Ben o adamda kendimi görüyorum. Hep derim sıradan bir hayat konusunda “kiminin hayali, kiminin kâbusu” diye. O adamın gözlemlediğim kadarıyla hayatı, benim ne hayalim, ne kâbusum. O hayat, büyük ihtimal benim geleceğim.

Yalnız olmayı seçtim ben hep. 18 yıldır kendim için en iyisi olduğunu düşündüm. Evlenmeyeceğim dedim kendi kendime. Evde kendi başıma olduğum vakit huzurluyum dedim. Odanın hali perişan, ben perişan, kimse yok işime karışan.

Başkalarının dırdırını pek sevmediğimi biliyordum.
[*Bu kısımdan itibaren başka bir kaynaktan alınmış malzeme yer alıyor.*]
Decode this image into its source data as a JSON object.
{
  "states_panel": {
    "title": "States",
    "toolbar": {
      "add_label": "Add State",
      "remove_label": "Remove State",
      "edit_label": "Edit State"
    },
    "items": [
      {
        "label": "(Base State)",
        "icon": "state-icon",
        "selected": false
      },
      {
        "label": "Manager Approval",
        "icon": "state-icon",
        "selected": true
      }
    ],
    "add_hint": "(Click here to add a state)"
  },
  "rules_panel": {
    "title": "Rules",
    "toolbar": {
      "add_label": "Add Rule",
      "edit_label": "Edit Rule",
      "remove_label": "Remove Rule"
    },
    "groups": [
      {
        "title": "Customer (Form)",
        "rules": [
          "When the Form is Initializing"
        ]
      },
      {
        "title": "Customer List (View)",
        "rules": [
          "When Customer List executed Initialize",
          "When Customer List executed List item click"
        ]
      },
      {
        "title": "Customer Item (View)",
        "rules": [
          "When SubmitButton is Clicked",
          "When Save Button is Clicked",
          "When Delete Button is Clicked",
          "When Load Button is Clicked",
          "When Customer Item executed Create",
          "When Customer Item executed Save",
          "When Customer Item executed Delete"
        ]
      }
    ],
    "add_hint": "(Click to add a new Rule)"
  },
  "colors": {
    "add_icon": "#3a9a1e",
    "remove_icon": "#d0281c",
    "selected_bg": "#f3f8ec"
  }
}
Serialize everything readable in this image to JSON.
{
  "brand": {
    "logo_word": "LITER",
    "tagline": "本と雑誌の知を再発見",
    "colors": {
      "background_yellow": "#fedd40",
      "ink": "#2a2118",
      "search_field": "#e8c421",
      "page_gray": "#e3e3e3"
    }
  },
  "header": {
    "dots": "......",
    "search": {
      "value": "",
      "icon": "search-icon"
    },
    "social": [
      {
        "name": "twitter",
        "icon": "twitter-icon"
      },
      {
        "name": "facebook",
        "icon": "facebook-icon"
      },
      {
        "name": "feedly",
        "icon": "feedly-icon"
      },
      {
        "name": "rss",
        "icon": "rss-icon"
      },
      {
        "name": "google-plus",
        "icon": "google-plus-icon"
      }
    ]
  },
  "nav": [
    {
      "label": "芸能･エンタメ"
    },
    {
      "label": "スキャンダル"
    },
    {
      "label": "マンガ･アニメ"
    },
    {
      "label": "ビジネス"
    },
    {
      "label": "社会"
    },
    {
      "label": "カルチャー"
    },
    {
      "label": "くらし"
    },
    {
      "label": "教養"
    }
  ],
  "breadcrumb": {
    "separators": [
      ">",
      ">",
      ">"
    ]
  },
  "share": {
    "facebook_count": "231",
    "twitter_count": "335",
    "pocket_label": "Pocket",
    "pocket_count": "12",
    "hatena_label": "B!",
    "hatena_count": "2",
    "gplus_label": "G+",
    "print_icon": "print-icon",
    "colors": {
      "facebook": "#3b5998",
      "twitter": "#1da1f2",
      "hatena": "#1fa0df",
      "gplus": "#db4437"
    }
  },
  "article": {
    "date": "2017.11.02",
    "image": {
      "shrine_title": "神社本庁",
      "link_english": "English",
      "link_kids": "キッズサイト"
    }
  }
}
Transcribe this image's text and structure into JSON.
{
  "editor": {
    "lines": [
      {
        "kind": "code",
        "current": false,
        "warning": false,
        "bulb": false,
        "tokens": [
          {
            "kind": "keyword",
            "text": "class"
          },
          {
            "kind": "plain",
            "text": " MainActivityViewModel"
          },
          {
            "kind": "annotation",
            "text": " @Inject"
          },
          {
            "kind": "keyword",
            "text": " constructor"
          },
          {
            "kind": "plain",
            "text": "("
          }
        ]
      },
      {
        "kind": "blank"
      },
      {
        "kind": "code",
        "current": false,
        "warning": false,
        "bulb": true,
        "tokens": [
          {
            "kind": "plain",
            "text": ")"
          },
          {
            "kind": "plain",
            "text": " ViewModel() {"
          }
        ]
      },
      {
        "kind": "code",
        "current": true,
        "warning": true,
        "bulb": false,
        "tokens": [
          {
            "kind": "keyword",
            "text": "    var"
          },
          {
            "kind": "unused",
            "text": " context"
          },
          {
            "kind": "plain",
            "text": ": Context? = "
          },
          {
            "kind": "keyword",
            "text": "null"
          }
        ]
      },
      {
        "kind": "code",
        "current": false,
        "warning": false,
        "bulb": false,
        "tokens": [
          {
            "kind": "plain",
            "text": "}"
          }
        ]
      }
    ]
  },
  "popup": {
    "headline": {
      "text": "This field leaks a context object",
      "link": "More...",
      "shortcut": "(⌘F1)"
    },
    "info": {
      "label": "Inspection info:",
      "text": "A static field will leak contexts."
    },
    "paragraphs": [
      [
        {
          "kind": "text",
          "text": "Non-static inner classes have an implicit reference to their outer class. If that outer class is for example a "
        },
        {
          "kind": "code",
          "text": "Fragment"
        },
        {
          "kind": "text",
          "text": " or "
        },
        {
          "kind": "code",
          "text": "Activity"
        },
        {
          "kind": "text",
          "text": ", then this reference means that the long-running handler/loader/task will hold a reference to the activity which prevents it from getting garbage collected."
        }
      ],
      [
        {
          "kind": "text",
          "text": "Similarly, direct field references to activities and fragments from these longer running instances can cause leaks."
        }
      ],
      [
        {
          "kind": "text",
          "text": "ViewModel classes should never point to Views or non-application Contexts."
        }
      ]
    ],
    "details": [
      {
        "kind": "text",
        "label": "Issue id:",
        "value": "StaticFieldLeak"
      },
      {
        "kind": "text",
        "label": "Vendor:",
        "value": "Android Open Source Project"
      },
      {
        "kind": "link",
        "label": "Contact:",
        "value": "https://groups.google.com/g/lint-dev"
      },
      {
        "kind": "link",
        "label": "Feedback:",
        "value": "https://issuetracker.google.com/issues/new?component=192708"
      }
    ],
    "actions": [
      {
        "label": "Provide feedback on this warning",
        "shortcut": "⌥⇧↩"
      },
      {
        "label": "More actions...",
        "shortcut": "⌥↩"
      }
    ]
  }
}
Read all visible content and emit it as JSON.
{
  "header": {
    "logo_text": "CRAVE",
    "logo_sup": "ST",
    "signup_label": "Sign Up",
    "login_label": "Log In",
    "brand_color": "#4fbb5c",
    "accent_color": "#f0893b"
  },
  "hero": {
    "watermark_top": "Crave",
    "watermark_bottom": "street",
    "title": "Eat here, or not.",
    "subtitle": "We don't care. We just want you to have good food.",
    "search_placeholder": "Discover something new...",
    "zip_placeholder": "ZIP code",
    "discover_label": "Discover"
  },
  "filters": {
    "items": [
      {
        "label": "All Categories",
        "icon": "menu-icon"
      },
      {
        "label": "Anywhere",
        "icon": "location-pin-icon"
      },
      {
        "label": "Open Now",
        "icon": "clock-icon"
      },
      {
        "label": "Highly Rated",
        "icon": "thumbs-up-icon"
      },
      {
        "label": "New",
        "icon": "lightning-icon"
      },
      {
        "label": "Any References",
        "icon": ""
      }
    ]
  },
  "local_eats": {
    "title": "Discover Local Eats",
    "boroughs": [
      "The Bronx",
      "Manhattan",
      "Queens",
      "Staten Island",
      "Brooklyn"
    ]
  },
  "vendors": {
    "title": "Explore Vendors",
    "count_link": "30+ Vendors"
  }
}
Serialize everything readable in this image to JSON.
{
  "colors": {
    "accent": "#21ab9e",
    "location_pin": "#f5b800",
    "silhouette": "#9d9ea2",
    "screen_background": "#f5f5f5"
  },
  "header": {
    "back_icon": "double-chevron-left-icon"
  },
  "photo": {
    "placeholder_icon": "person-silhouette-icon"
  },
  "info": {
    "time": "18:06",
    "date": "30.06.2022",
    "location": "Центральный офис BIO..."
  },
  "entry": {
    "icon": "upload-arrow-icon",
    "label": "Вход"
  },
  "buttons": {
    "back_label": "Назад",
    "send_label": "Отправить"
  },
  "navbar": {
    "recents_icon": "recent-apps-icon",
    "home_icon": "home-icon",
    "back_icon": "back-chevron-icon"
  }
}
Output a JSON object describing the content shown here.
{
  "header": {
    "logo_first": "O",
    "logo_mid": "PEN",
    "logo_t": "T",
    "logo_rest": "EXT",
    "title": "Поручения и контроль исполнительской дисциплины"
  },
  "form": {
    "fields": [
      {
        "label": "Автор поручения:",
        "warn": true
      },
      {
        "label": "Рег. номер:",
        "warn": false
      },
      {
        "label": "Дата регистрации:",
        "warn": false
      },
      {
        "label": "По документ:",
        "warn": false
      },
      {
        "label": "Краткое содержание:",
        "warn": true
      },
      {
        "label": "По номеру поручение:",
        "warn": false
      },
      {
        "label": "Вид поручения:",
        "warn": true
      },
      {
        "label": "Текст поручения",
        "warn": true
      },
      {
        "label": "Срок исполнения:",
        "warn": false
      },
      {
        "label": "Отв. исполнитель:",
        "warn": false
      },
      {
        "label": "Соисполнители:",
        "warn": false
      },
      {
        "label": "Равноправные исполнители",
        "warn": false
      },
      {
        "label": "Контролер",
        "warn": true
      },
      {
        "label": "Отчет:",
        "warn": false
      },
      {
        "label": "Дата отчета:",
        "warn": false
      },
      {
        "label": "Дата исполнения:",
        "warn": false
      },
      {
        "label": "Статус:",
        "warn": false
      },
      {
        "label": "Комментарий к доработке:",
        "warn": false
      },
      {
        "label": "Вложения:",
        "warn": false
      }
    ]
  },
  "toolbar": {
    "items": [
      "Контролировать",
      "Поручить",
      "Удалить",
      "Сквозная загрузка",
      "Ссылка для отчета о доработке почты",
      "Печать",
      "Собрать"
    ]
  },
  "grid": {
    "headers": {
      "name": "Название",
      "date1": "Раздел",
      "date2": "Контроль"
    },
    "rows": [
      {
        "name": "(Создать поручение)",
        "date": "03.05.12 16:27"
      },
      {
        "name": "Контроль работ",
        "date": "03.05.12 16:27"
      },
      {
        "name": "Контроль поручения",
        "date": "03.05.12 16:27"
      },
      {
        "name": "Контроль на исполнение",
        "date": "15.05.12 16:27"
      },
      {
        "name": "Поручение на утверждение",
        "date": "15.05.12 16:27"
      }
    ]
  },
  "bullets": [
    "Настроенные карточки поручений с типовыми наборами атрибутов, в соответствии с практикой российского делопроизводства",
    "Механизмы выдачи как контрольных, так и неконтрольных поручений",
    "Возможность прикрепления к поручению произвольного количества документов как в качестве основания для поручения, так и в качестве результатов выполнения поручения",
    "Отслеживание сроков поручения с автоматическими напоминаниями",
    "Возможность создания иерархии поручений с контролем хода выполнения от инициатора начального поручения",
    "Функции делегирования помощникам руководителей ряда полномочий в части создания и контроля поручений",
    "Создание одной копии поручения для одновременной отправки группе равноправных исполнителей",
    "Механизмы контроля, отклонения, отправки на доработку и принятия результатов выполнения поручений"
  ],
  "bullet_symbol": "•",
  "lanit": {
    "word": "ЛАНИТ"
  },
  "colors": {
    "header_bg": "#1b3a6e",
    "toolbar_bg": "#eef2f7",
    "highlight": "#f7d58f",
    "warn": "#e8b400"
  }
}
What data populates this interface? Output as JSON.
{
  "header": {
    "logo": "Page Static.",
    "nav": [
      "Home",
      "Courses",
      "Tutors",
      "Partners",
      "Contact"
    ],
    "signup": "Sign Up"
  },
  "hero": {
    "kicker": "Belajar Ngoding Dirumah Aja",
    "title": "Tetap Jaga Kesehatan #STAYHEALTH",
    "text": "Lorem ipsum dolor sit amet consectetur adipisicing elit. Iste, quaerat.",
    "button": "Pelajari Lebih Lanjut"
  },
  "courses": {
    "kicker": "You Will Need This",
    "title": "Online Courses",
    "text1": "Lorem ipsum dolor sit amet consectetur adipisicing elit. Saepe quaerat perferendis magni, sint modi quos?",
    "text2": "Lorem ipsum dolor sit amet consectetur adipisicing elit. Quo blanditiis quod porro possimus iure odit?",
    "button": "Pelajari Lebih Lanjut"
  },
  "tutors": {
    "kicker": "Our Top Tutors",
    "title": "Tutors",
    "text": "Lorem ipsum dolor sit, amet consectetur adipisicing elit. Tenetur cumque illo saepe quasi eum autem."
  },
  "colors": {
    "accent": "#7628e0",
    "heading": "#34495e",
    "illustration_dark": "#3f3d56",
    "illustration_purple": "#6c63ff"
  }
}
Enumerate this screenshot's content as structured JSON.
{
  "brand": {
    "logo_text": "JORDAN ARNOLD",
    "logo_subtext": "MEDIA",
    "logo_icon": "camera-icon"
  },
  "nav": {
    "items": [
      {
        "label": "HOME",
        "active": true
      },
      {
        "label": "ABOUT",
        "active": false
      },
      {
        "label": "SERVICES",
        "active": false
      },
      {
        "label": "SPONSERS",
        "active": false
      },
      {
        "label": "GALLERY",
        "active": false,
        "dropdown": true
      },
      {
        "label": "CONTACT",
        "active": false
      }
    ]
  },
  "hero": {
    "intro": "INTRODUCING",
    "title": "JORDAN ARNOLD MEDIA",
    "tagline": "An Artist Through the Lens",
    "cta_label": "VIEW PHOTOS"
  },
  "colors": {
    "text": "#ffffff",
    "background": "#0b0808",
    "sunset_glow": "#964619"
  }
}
Boş kafaların söylediklerine tahammül edemediğimi, çok gezilen yerlerde duramadığımı, kalabalıkla iş yaparken nerde çokluk orda b*kluk diyene hak verdiğimi, evdeki sessizlikle hiçbir şeyi değişemeyeceğimi biliyordum.

İşte bu yüzden o adam bana ayna tutuyor belki de. Ona hayran olmaya başladım. Düşünsenize, hiçbir halt yapmayan birisi o. Ve ben o adamı niye sevdiğimi, niye onu bu kadar incelediğimi anladım.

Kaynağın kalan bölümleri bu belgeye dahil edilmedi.